Connue pour son énergie fulgurante et ses rythmiques heurtées, avec The Sea Within la chorégraphe Lisbeth Gruwez (Cie Voetvolk) opère une plongée dans le souffle. Pour une pièce conjuguant chaos et osmose, dans une sorte de magma des corps. N’y dansant pas elle-même, Lisbeth Gruwez a confié ce soin à onze danseuses : Ariadna Gironès Mata, Charlotte Petersen, Cherish Menzo, Dani Escarleth Pozo, Francesca Chiodi Latini, Jennifer Dubreuil, Liadain Herriott, Natalia Pieczuro, Sarah Klenes, Sophia Mage, Wei-Wei Lee. Onze femmes très différentes, formant ici une sorte d’unisson liquide, où les gestes se propagent par ondulation. Pour une contagion de mouvements, dévorant les corps sur des sons du compositeur et musicien Maarten Van Cauwenberghe (Cie Voetvolk). Soit une électro minimaliste, en forme de texture acoustique. Et naviguant à vue dans ce paysage charnel, The Sea Within entraine les spectateurs dans une méditation calme à agitée.

The Sea Within de Lisbeth Gruwez (Cie Voetvolk) : un paysage chorégraphique

Les auditeurs de Radio France se souviennent de la météo marine : une bulle d’ailleurs au creux de l’actualité. La pièce chorégraphique The Sea Within [La mer intérieure], éventuellement sous-titrée Thoughts for Meditation [Pensées pour la méditation], se présente elle aussi comme une sorte de bulle. Un moment de tension fébrile où les corps semblent toujours être en contact les uns avec les autres. La chorégraphie et les mouvements s’y transmettent par le toucher, par le souffle. Paysage sensoriel sculpté par la respiration, les danseuses forment un ensemble tour à tour calme, frissonnant, houleux. À l’aune d’une écoute assidue, d’une attention minutieuse aux autres, à ce tout qui forme ainsi un plein volume de danse. Après son Triptyque du corps extatique, composé des pièces It’s going to get worse… (2012), Ah / Ha (2014) et We’re pretty fuckin’ far from okay (2016), Lisbeth Gruwez livre un spectacle où les corps s’emmêlent plus qu’ils ne se percutent.

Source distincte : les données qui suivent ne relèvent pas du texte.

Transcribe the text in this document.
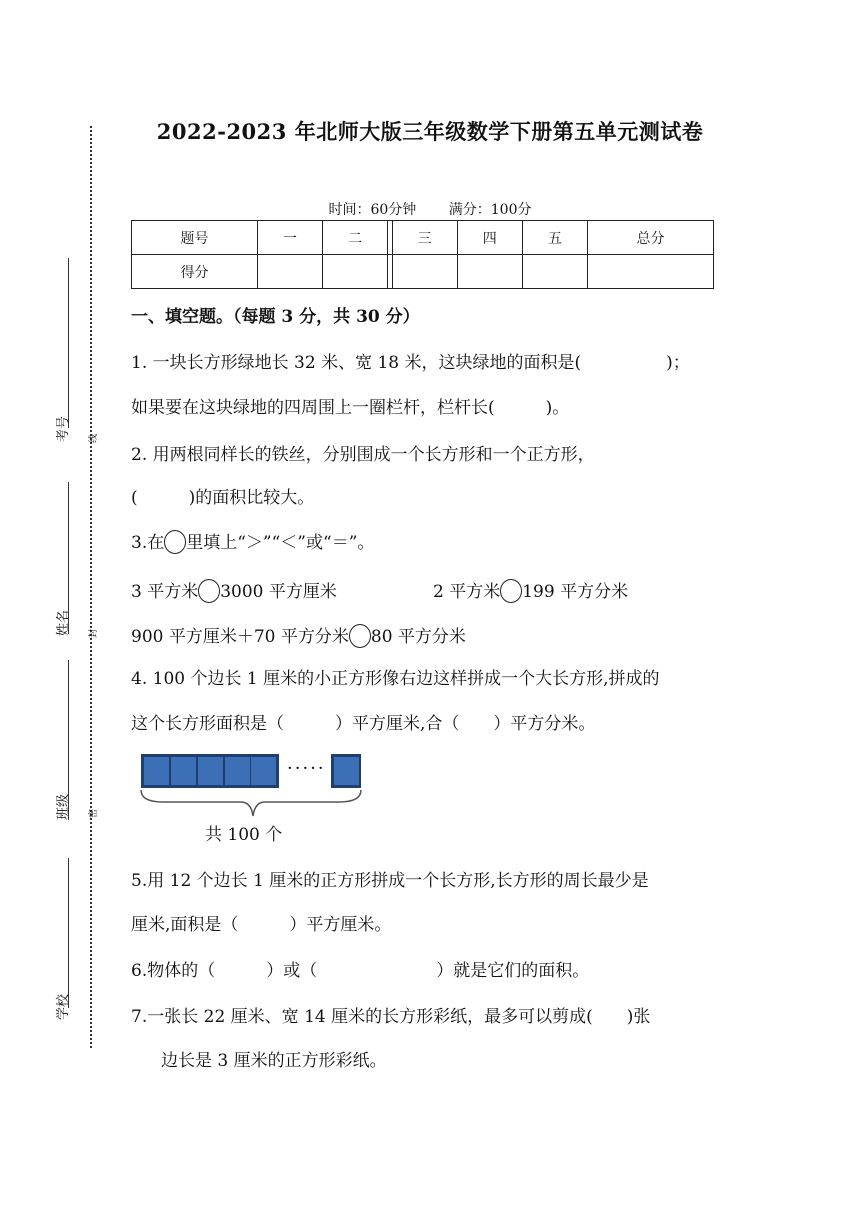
考号	线
姓名	封
班级	密
学校
2022-2023 年北师大版三年级数学下册第五单元测试卷
时间：60分钟 满分：100分
题号	一	二		三	四	五	总分
得分							
一、填空题。（每题 3 分，共 30 分）
1. 一块长方形绿地长 32 米、宽 18 米，这块绿地的面积是(　　　　　)；
如果要在这块绿地的四周围上一圈栏杆，栏杆长(　　　)。
2. 用两根同样长的铁丝，分别围成一个长方形和一个正方形，
(　　　)的面积比较大。
3.在 里填上“＞”“＜”或“＝”。
3 平方米 3000 平方厘米	2 平方米 199 平方分米
900 平方厘米＋70 平方分米 80 平方分米
4. 100 个边长 1 厘米的小正方形像右边这样拼成一个大长方形,拼成的
这个长方形面积是（　　　）平方厘米,合（　　）平方分米。
·····
共 100 个
5.用 12 个边长 1 厘米的正方形拼成一个长方形,长方形的周长最少是
厘米,面积是（　　　）平方厘米。
6.物体的（　　　）或（　　　　　　　）就是它们的面积。
7.一张长 22 厘米、宽 14 厘米的长方形彩纸，最多可以剪成(　　)张
边长是 3 厘米的正方形彩纸。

Une danse charnelle, concentrée sur le souffle et les connexions entre les corps

Pièce féminine, les danseuses y sont qualifiées de fleurs de lotus. Pour autant, la chorégraphe Lisbeth Gruwez n’abandonne pas son rapport intense à la vie. Ici, la flottaison ne se fait pas à la surface d’un étang : les corps plongent, sont submergés, étouffent, reprennent souffle. La foule y embrasse une dynamique fluide, d’où émerge parfois la figure d’une baigneuse, d’une noyée, d’une nageuse. Pour des fleurs de lotus aux racines profondes et mêlées. Entrelacs de corps, de respiration, de mouvement, The Sea Within compose une pièce où le groupe tour à tour porte et noie l’individu. Mais jamais ne l’abandonne. Formant ainsi un flot continu, un flux, une trame sonore et charnelle. Chorégraphe de la connexion et de ses modalités, avec The Sea Within Lisbeth Gruwez livre une pièce où les interactions sont si multiples et prégnantes qu’un seul regard ne permet pas de les embrasser toutes. Comme l’océan.